Clemastine in remyelination and protection of neurons and skeletal muscle after spinal cord injury

Spinal cord injuries affect nearly five to ten individuals per million every year. Spinal cord injury causes damage to the nerves, muscles, and the tissue surrounding the spinal cord. Depending on the severity, spinal injuries are linked to degeneration of axons and myelin, resulting in neuronal impairment and skeletal muscle weakness and atrophy. The protection of neurons and promotion of myelin regeneration during spinal cord injury is important for recovery of function following spinal cord injury. Current treatments have little to no effect on spinal cord injury and neurogenic muscle loss.
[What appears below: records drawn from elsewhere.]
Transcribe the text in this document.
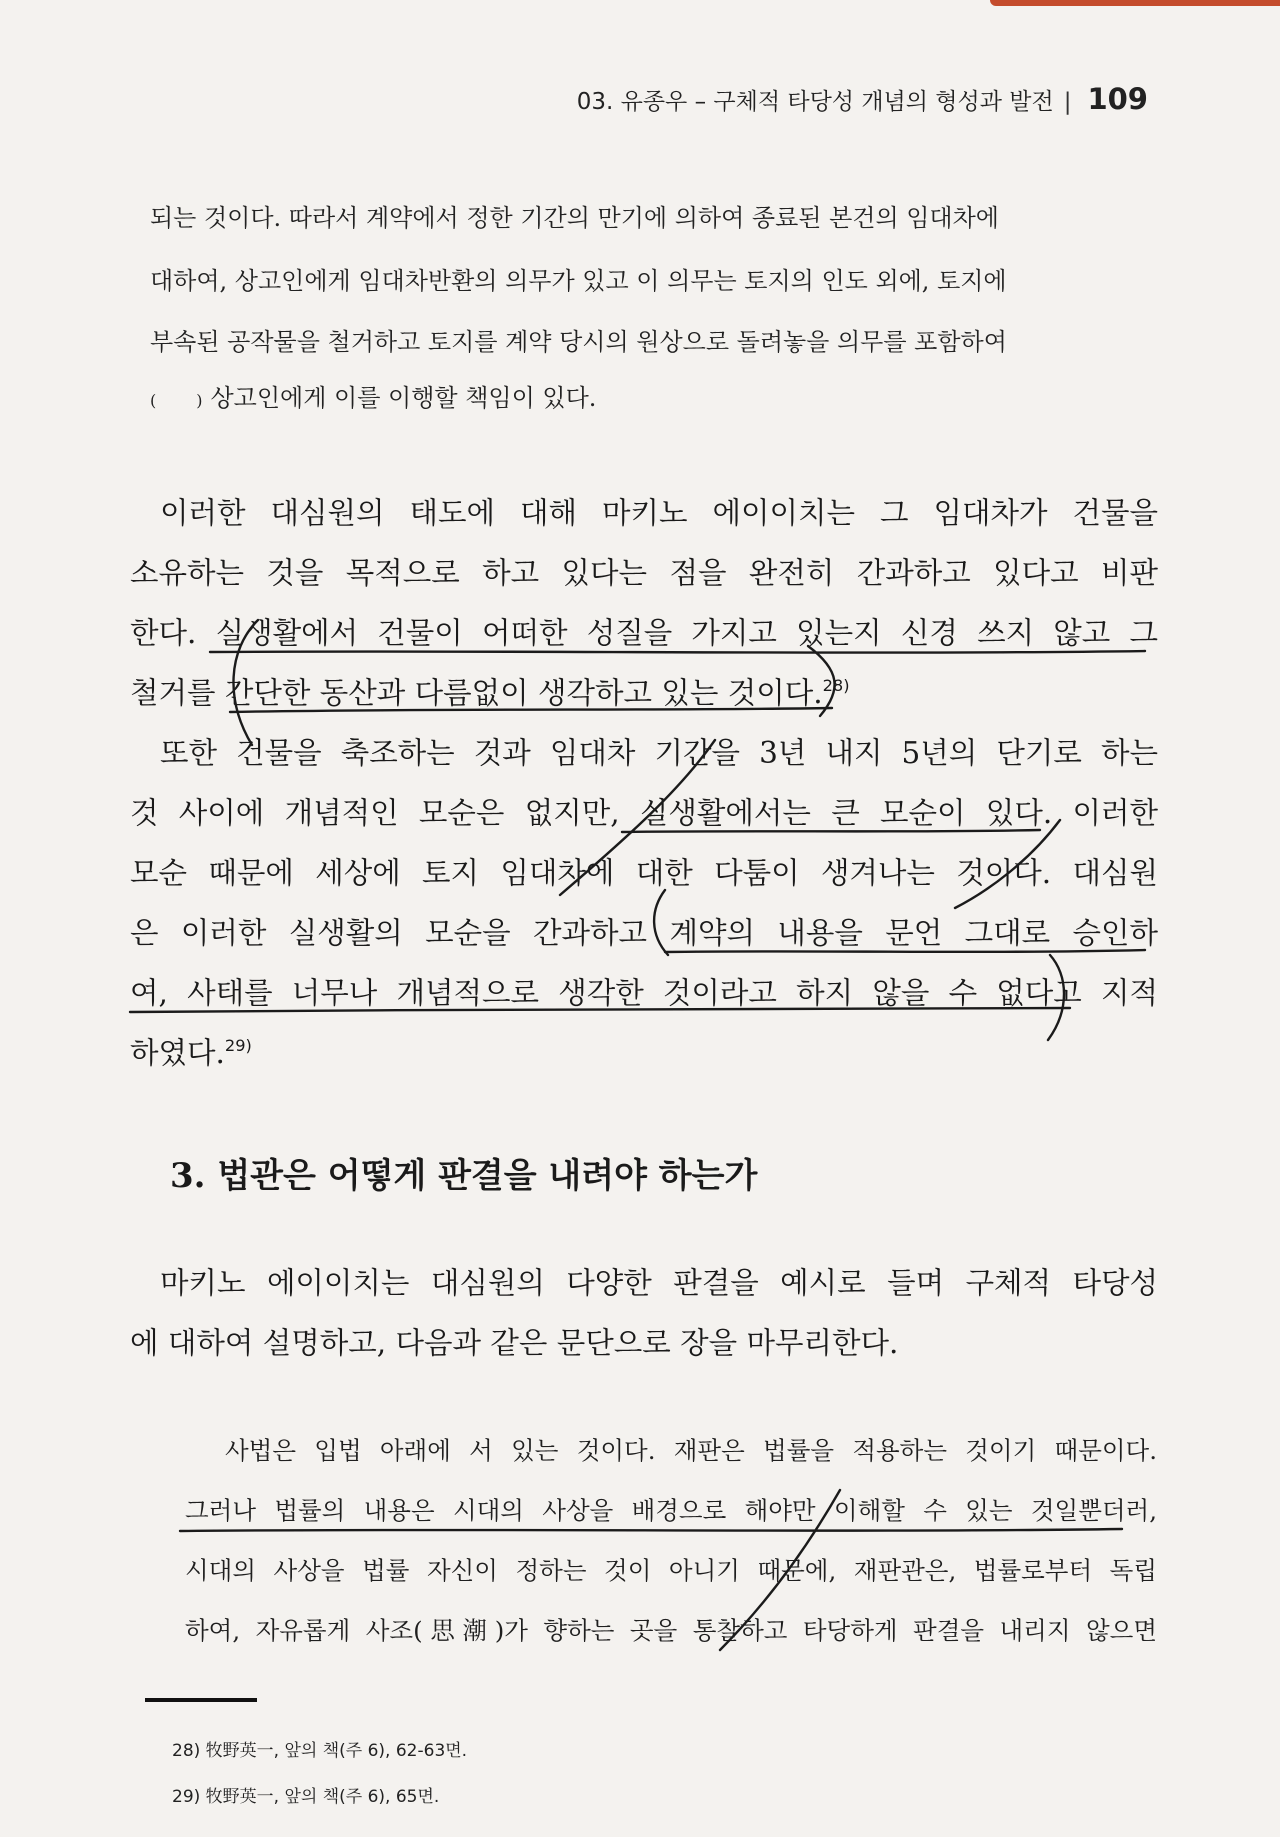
03. 유종우 – 구체적 타당성 개념의 형성과 발전 | 109
되는 것이다. 따라서 계약에서 정한 기간의 만기에 의하여 종료된 본건의 임대차에
대하여, 상고인에게 임대차반환의 의무가 있고 이 의무는 토지의 인도 외에, 토지에
부속된 공작물을 철거하고 토지를 계약 당시의 원상으로 돌려놓을 의무를 포함하여
(	) 상고인에게 이를 이행할 책임이 있다.
이러한 대심원의 태도에 대해 마키노 에이이치는 그 임대차가 건물을
소유하는 것을 목적으로 하고 있다는 점을 완전히 간과하고 있다고 비판
한다. 실생활에서 건물이 어떠한 성질을 가지고 있는지 신경 쓰지 않고 그
철거를 간단한 동산과 다름없이 생각하고 있는 것이다.$^{28)}$
또한 건물을 축조하는 것과 임대차 기간을 3년 내지 5년의 단기로 하는
것 사이에 개념적인 모순은 없지만, 실생활에서는 큰 모순이 있다. 이러한
모순 때문에 세상에 토지 임대차에 대한 다툼이 생겨나는 것이다. 대심원
은 이러한 실생활의 모순을 간과하고 계약의 내용을 문언 그대로 승인하
여, 사태를 너무나 개념적으로 생각한 것이라고 하지 않을 수 없다고 지적
하였다.$^{29)}$
3. 법관은 어떻게 판결을 내려야 하는가
마키노 에이이치는 대심원의 다양한 판결을 예시로 들며 구체적 타당성
에 대하여 설명하고, 다음과 같은 문단으로 장을 마무리한다.
사법은 입법 아래에 서 있는 것이다. 재판은 법률을 적용하는 것이기 때문이다.
그러나 법률의 내용은 시대의 사상을 배경으로 해야만 이해할 수 있는 것일뿐더러,
시대의 사상을 법률 자신이 정하는 것이 아니기 때문에, 재판관은, 법률로부터 독립
하여, 자유롭게 사조(思潮)가 향하는 곳을 통찰하고 타당하게 판결을 내리지 않으면
28) 牧野英一, 앞의 책(주 6), 62-63면.
29) 牧野英一, 앞의 책(주 6), 65면.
Clemastine, an Food and Drug Administration-approved antihistamine drug, reduces inflammation, protects cells, promotes remyelination, and preserves myelin integrity. Recent clinical evidence suggests that clemastine can decrease the loss of axons after spinal cord injury, stimulating the differentiation of oligodendrocyte progenitor cells into mature oligodendrocytes that are capable of myelination. While clemastine can aid not only in the remyelination and preservation of myelin sheath integrity, it also protects neurons. However, its role in neurogenic muscle loss remains unclear. This review discusses the pathophysiology of spinal cord injury, and the role of clemastine in the protection of neurons, myelin, and axons as well as attenuation of skeletal muscle loss following spinal cord injury.